CVE-2024-1653 is a missing authorization vulnerability (CWE-862) identified in the Categorify – WordPress Media Library Category & File Manager plugin developed by frenify. The vulnerability exists in all versions up to and including 1.0.7.4. Specifically, the categorifyAjaxUpdateFolderPosition function lacks proper capability checks, allowing authenticated users with subscriber-level permissions or higher to update the folder positions of categories and modify metadata of other taxonomies within the WordPress media library. This flaw enables unauthorized modification of organizational data structures and metadata, potentially disrupting content categorization and management workflows. The vulnerability requires the attacker to be authenticated but does not require elevated privileges beyond subscriber level, nor does it require user interaction beyond login. The CVSS 3.1 base score is 4.3 (medium severity), with vector AV:N/AC:L/PR:L/UI:N/S:U/C:N/I:L/A:N indicating network exploitability, low attack complexity, low privileges required, no user interaction, unchanged scope, no confidentiality or availability impact, but integrity impact present. No patches or official fixes were linked at the time of reporting, and no known exploits have been observed in the wild. The vulnerability is relevant to any WordPress installation using the Categorify plugin, which is commonly used to enhance media library management by adding category and folder organization capabilities.

The primary impact of CVE-2024-1653 is unauthorized modification of media library folder positions and taxonomy metadata, which can degrade the integrity of content organization within WordPress sites. This can lead to confusion, misclassification of media assets, and potential disruption of workflows relying on accurate media categorization. Although the vulnerability does not expose confidential data or cause denial of service, it undermines data integrity and trustworthiness of the media management system. Attackers with subscriber-level access, which is a low privilege role often granted to registered users or commenters, can exploit this flaw, increasing the risk of insider threats or compromised accounts being leveraged for unauthorized changes. For organizations relying heavily on media categorization for content delivery, marketing, or e-commerce, this could result in operational inefficiencies or reputational damage. However, the lack of known exploits and the requirement for authenticated access limit the immediate widespread impact.
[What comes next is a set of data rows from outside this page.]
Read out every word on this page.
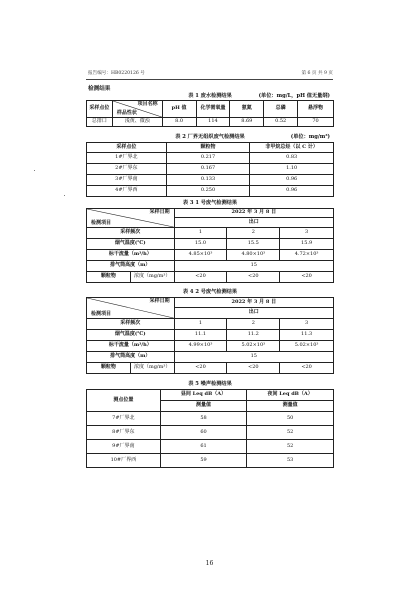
报告编号：HB0220126 号	第 6 页 共 9 页
检测结果
表 1 废水检测结果	(单位：mg/L，pH 值无量纲)
采样点位	项目名称
样品性状	pH 值	化学需氧量	氨氮	总磷	悬浮物
总排口	浅黄、微浊	8.0	114	8.69	0.52	70
表 2 厂界无组织废气检测结果	(单位：mg/m³)
采样点位	颗粒物	非甲烷总烃（以 C 计）
1#厂界北	0.217	0.83
2#厂界东	0.167	1.10
3#厂界南	0.133	0.96
4#厂界西	0.250	0.96
表 3 1 号废气检测结果
采样日期
检测项目		2022 年 3 月 8 日		
		出口		
采样频次		1	2	3
烟气温度(℃)		15.0	15.5	15.9
标干流量（m³/h）		4.85×10³	4.80×10³	4.72×10³
排气筒高度（m）		15		
颗粒物	浓度（mg/m³）	<20	<20	<20
表 4 2 号废气检测结果
采样日期
检测项目		2022 年 3 月 8 日		
		出口		
采样频次		1	2	3
烟气温度(℃)		11.1	11.2	11.3
标干流量（m³/h）		4.99×10³	5.02×10³	5.02×10³
排气筒高度（m）		15		
颗粒物	浓度（mg/m³）	<20	<20	<20
表 5 噪声检测结果
测点位置	昼间 Leq dB（A）	夜间 Leq dB（A）
	测量值	测量值
7#厂界北	58	50
8#厂界东	60	52
9#厂界南	61	52
10#厂界西	59	53
16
To mitigate CVE-2024-1653, organizations should first verify if they use the Categorify plugin and identify the installed version. Since no official patch links were provided at the time of disclosure, administrators should monitor the vendor’s website and WordPress plugin repository for updates addressing this vulnerability. In the interim, restrict subscriber-level user capabilities by hardening role permissions to prevent unauthorized access to media management functions. Employ WordPress security plugins that can enforce granular capability checks or block suspicious AJAX requests targeting categorifyAjaxUpdateFolderPosition. Implement multi-factor authentication (MFA) to reduce the risk of compromised low-privilege accounts. Regularly audit user roles and permissions to ensure only trusted users have subscriber or higher access. Additionally, monitor logs for unusual activity related to media library modifications. If feasible, temporarily disable or replace the Categorify plugin with alternative media management solutions until a secure version is available.